Hoy me toca sufrir por el equipo. Los muchos mil asistentes están en alma y cuerpo con el equipo local, y sólo unos poquitos sufrimos esta tarde a contracorriente. Pasa un rato hasta que me convenzo de que la enfervorizada adhesión del grupo de ultras que tenemos por debajo no es un movimiento espontáneo sino toda una organización orquestada y ciega (porque ni siquiera miran al campo). Y no es fácil ignorarlos, intuyo que les retribuyen en función de la insistencia y compruebo con la correspondiente protesta de mis oídos que hoy, seguro que como tantos otros días, se lo están ganando y tienen el viento a favor.
Discurre el partido con los ¡uys! y los ¡ays! en ambos lados. Los jugadores van y vienen, pelean y se reconcilian, aciertan o desaciertan por igual, pero lo que cuenta es el logro de meter ese objeto impredecible llamado balón en la portería. Y los locales ya han hecho ¡ay! una vez en la mía pero los míos no pasan del ¡uy! en la suya.
Se acaba el tiempo. No más minutos por jugar, no habrá más oportunidades. Se confirma la derrota y cierro hasta otra el honesto rincón de la esperanza. De nuevo el multiforme río de personas se mueve pero esta vez buscando las salidas. Se repiten las bufandas, y las banderas se enhiestan mientras se reafirman las risas y los signos de triunfo reflejadas en los guiños insolentes de quienes se sienten parte de la tribu hoy victoriosa.

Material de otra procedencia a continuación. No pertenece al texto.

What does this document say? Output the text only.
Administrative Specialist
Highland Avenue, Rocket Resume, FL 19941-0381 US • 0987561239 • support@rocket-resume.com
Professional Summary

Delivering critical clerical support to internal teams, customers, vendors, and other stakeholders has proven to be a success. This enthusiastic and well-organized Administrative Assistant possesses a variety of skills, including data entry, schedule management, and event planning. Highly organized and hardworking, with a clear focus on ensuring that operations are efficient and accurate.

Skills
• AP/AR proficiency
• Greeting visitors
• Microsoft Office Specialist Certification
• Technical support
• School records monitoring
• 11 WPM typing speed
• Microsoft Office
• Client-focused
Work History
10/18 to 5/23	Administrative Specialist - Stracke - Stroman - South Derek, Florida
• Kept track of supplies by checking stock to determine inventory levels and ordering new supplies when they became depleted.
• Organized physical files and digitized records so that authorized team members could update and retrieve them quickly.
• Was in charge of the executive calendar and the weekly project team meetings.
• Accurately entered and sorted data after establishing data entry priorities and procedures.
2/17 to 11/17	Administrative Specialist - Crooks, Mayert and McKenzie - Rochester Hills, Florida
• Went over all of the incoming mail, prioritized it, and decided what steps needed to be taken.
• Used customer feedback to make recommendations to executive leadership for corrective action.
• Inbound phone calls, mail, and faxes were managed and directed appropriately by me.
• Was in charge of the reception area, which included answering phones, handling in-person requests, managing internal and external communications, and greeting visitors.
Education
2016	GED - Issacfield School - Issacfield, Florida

Diluida de nuevo en la corriente blanquiazul me pregunto qué fuerza irredenta empuja a tanta gente a acudir puntual a esa cita siempre impredecible del campo. ¿Será cuestión de adrenalina? ¿O será tal vez la aparente posibilidad de amar y odiar a voz en grito, aun sabiendo que los que allí corren y luchan no son más que un símbolo circunstancial y pasajero de las pasiones del corazón? No tengo respuesta. Ni la tengo a que sea tan fácil llenar un estadio y tan difícil que el mismo número de personas, que posiblemente fueran otras, sumen sus fuerzas reclamando en la calle sus derechos y obligaciones como ciudadanos.